Sadece geceler mi? Sabah saat 11.00'de, komşu ev hanımları aynı evde toplanır, Arkası Yarın'ı dinlerlerdi.
Tıpkı bugünkü dizi sohbetleri gibi Arkası Yarın üzerine yorumlar yapılırdı.
Bayram süresince yollardaydım. Bazen seyretmeyi çok istediğim dizilerin bölümlerini 'canlı' değil, daha sonra kayıtlardan izlemek zorunda kaldım.
Zira otomobilimde televizyon bulundurmayı, dikkat dağınıklığına yol açacağı için pek doğru bulmuyorum. Bu nedenle, "Keşke..." diye geçirdim içimden, "Keşke radyo kanalları popüler dizilerin sesini canlı yayınlasa..." Öyle ya, nasıl olsa karakterleri, mekanları, öykünün genel gidişatını biliyoruz.
Televizyon izleme olanağı bulamadığımız anlarda ses radyodan gelir, biz de kendi hayal gücümüze fazla yüklenmeden, sahneleri gözümüzde canlandırırız. Reklam aralarında da müzik yayını...
Arada istisnalar var mı bilmiyorum ama benim takip ettiğim kadarıyla, büyük kanalların radyoları böyle bir uygulama yapmıyor.

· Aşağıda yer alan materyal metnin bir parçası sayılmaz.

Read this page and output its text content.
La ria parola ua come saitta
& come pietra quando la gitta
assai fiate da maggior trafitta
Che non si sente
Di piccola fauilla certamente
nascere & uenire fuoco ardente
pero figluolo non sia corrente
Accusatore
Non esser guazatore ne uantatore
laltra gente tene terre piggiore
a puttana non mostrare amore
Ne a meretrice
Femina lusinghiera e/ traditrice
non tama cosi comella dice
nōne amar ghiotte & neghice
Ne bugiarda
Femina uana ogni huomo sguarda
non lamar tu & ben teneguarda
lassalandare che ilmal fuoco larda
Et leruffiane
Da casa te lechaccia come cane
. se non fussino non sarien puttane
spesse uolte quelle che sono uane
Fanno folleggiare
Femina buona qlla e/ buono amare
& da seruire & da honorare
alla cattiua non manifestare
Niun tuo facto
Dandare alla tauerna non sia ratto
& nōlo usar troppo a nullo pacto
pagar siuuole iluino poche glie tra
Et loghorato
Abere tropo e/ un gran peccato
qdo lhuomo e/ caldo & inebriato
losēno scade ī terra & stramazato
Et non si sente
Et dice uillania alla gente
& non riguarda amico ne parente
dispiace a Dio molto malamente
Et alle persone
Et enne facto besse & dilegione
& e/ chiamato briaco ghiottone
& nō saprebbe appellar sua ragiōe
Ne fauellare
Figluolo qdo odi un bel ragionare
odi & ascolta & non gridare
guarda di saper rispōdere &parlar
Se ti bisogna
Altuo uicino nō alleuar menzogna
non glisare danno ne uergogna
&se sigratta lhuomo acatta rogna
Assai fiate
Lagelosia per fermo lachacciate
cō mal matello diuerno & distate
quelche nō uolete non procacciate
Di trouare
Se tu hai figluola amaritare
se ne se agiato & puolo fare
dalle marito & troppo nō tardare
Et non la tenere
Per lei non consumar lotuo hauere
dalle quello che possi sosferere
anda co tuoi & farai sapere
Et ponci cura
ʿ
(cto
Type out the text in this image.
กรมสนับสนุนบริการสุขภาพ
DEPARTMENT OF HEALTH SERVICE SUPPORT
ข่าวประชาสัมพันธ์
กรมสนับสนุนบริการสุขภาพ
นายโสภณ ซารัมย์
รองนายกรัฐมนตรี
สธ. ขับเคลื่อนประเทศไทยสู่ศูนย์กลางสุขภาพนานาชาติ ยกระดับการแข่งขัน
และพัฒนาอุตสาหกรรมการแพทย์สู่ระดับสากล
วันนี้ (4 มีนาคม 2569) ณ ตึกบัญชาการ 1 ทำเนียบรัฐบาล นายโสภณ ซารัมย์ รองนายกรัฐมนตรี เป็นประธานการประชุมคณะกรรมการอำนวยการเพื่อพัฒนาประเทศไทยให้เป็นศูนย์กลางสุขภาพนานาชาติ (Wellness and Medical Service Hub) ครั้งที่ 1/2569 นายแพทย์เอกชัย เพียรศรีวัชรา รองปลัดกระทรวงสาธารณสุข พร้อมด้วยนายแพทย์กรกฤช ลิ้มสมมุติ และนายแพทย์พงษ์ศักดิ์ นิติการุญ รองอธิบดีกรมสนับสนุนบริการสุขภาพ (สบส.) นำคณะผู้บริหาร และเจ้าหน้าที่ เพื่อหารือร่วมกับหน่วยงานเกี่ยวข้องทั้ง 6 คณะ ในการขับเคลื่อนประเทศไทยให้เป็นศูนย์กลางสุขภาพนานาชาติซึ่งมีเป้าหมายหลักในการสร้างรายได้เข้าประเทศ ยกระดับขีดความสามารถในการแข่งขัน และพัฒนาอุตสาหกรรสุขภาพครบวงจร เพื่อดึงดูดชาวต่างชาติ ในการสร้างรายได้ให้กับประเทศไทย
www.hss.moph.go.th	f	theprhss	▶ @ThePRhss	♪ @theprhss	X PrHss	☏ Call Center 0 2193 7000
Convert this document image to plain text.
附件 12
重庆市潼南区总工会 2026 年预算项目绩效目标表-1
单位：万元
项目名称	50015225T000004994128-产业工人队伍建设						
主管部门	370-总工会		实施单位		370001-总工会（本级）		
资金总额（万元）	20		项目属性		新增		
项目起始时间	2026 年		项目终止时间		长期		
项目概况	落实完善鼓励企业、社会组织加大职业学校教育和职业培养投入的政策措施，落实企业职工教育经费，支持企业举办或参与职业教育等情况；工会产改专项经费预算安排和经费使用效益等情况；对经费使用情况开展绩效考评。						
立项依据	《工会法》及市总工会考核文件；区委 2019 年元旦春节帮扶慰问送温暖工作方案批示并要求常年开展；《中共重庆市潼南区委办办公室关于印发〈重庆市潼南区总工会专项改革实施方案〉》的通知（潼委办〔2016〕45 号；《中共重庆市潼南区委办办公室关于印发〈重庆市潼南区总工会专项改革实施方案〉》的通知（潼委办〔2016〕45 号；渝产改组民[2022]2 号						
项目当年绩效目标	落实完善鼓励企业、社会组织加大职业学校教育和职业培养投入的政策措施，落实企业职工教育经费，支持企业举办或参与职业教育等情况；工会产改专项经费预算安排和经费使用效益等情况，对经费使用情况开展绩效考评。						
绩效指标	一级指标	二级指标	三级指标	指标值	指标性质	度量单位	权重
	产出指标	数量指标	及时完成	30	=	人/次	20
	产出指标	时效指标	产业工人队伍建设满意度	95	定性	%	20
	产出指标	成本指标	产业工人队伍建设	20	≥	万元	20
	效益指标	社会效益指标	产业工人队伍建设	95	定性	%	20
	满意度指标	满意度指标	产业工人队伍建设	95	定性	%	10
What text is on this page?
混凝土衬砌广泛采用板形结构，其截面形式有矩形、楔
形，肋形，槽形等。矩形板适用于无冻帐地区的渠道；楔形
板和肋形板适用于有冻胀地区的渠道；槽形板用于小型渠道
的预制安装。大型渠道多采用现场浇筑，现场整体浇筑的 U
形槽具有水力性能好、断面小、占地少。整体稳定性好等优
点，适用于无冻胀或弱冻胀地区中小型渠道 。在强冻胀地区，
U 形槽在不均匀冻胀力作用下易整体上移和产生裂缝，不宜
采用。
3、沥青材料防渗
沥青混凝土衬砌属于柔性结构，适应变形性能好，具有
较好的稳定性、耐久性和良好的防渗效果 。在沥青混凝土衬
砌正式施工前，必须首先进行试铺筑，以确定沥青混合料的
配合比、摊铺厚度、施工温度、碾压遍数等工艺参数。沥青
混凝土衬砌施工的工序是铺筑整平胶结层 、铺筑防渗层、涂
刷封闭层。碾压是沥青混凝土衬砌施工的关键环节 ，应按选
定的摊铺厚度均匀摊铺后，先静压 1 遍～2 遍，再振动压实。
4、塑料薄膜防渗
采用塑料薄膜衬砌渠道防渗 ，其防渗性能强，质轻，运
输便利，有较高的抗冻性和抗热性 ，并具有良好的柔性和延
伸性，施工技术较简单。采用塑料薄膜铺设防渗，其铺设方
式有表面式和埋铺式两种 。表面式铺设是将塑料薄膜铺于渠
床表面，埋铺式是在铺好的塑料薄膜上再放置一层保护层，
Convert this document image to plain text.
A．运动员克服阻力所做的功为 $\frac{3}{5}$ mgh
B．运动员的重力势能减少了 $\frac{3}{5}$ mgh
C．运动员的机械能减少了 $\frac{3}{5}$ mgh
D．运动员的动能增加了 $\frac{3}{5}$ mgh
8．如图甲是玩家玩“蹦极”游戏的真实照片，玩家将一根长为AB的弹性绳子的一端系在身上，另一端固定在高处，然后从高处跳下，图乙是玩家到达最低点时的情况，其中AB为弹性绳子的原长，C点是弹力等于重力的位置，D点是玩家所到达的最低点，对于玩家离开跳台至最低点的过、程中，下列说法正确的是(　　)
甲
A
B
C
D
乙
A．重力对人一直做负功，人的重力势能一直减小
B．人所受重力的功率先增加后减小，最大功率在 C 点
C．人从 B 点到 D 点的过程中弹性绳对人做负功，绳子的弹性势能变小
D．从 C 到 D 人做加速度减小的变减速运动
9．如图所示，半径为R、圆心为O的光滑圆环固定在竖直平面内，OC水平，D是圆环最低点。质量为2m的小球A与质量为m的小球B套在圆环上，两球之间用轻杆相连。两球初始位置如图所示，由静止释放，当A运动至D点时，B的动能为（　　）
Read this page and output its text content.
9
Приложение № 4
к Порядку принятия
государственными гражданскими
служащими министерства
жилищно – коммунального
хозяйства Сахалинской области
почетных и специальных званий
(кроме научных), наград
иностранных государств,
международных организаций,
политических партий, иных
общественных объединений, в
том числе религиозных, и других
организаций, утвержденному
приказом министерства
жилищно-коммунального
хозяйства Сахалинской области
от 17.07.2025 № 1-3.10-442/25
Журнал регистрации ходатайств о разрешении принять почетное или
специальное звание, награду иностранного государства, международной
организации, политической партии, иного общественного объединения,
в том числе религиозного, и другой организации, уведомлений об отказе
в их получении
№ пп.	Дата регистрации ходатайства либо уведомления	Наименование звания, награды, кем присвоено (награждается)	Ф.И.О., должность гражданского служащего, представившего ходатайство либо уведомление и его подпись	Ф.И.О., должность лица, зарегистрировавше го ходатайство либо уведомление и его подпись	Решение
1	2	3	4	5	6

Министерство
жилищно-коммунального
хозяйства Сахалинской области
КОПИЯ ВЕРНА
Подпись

Özellikle TRT, iddialı dizilerini geniş kitlelere 'duyurmak' için elindeki radyo imkanlarını kullansa fena mı olur?
Haydi işi bir adım daha ileri götüreyim de girişimcilerin iştahını iyice kabartayım: Sadece televizyonu konu alan bir radyo kanalı açılsa, diziler, yarışmalar, talk show programları telif ücretleri ödenerek bu kanaldan yayınlansa, gün boyunca televizyon eleştirileri, izleyici yorumları, dizi karakterleri ile yapılan özel söyleşiler verilse, dinlemez misiniz?